CRÍTICA – 20 DIAS EM MARIUPOL

“Toda imagem é uma memória de memórias, um grande jardim de arquivos declaradamente vivos. Mais do que isso: uma sobrevivência, uma supervivência.” (SAMAIN, 2012) Essa fala de Samain alcança o cerne de 20 Dias em Mariupol, filme que é recheado de imagens que são memórias de quem é filmado e de quem filma. As imagens com potencial de memória aparecem aqui por se tratar de um documentário que nos mostra o dia a dia em uma cidade em meio a um conflito armado dando um enfoque maior nos cidadãos e como sobrevivem em meio à guerra.

O filme consegue ir além do tema sobre a guerra, quando o narrador e diretor, Mstyslav Chernov, aborda seus pontos de vista, pensamentos e sentimentos vividos naquele momento. A narração tenta ser imparcial e invisível por boa parte do filme, porém, por meio de suas escolhas do que filmar e do que dizer, enxergamos o seu ponto de vista sobre a guerra de uma forma íntima, o que nos aproxima desse narrador-personagem. Além disso, essa escolha por imagens de ponto de vista faz o espectador assistir o filme como se estivesse presente naquele local junto de Chernov, o que intensifica essa experiência. A escolha do filme ser narrado pela pessoa que estava filmando e vivendo todos esses episódios traz mais veracidade e expressividade para o filme, pois não estamos apenas ouvindo um narrador, mas um sobrevivente.

Além disso, a narração tenta ser o mais imparcial possível, não fazendo julgamentos de valores sobre as escolhas e ações dos civis. Com o intuito de manter esse distanciamento emocional ao conduzir a história, o narrador fala com uma voz que parece apática e monótona. Porém, conseguimos ver sua expressão emocional quando conversa na língua nativa com os moradores de Mariupol. Essa diferença entre Chernov-narrador e Chernov-personagem existe para criar um equilíbrio emocional na narrativa. Desse modo, o narrador consegue guiar o espectador por essa história repleta de momentos extremamente sensíveis e que nos comovem intensamente.

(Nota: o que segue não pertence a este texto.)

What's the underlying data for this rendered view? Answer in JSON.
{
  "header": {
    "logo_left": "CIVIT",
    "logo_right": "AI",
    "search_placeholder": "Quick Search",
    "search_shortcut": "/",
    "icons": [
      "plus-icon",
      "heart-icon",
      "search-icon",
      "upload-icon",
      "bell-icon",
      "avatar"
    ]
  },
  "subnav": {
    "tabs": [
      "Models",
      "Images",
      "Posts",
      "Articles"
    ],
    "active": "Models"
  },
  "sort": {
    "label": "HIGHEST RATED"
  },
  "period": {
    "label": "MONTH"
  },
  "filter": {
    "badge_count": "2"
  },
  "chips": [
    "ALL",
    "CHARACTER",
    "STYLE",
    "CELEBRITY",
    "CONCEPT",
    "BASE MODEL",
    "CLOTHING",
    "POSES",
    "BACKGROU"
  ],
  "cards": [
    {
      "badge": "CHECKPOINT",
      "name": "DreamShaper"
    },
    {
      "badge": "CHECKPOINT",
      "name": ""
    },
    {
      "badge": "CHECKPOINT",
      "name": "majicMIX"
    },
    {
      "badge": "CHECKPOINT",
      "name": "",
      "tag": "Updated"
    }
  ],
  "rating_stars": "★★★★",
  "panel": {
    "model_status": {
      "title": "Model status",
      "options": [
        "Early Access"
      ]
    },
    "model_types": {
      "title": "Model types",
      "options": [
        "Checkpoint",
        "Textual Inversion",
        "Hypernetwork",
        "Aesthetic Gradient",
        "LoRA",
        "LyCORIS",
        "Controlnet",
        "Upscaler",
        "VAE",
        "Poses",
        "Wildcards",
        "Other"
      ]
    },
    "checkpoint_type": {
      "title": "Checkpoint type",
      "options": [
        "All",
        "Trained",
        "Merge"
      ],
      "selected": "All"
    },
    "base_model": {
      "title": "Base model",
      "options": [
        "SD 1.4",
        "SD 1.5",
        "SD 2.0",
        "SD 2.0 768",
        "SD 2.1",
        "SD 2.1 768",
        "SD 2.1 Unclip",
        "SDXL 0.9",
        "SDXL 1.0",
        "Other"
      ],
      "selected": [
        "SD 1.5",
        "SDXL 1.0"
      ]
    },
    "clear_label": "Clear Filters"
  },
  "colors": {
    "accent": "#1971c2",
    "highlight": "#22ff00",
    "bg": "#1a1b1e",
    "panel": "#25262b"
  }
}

O filme faz a escolha de manter esse equilíbrio emocional na narração e deixa a cargo dos cidadãos filmados serem os principais catalisadores de emoção. Para isso, procuram trazer para a montagem, personagens que tenham uma forte capacidade de transmitir emoções. Isso acontece por meio de suas histórias contadas com olhares repletos dos mais variados sentimentos, como ansiedade, angústica, raiva e tristeza. Além de filmar cidadãos que buscavam com toda a sua força sobreviver por mais algumas horas desejando o fim do conflito, o documentarista, também, registrou outra forma de se experienciar uma guerra. Chernov passa boa parte do filme com trabalhadores: médices, policiais e enfermeires. Pessoas encontram no trabalho uma forma de ocupar sua mente e sentido para a situação desumana que vivem. Essas pessoas mantem boa parte de sua vida pessoal de lado, exemplo disso é o chefe de policia que não comenta sobre sua família estar em Mariupol até que a conhecemos quando Chernov se junta a ele para sair da cidade. Em inúmeros momentos, vemos os trabalhadores da saúde não pararem mesmo quando há perigo de invasão ou bombardeio onde estão. O que emociona, irrita, causa angústia e tristeza nesses trabalhadores é a vida de outras pessoas que foram perdidas, não se importando com os riscos contra as suas próprias vidas.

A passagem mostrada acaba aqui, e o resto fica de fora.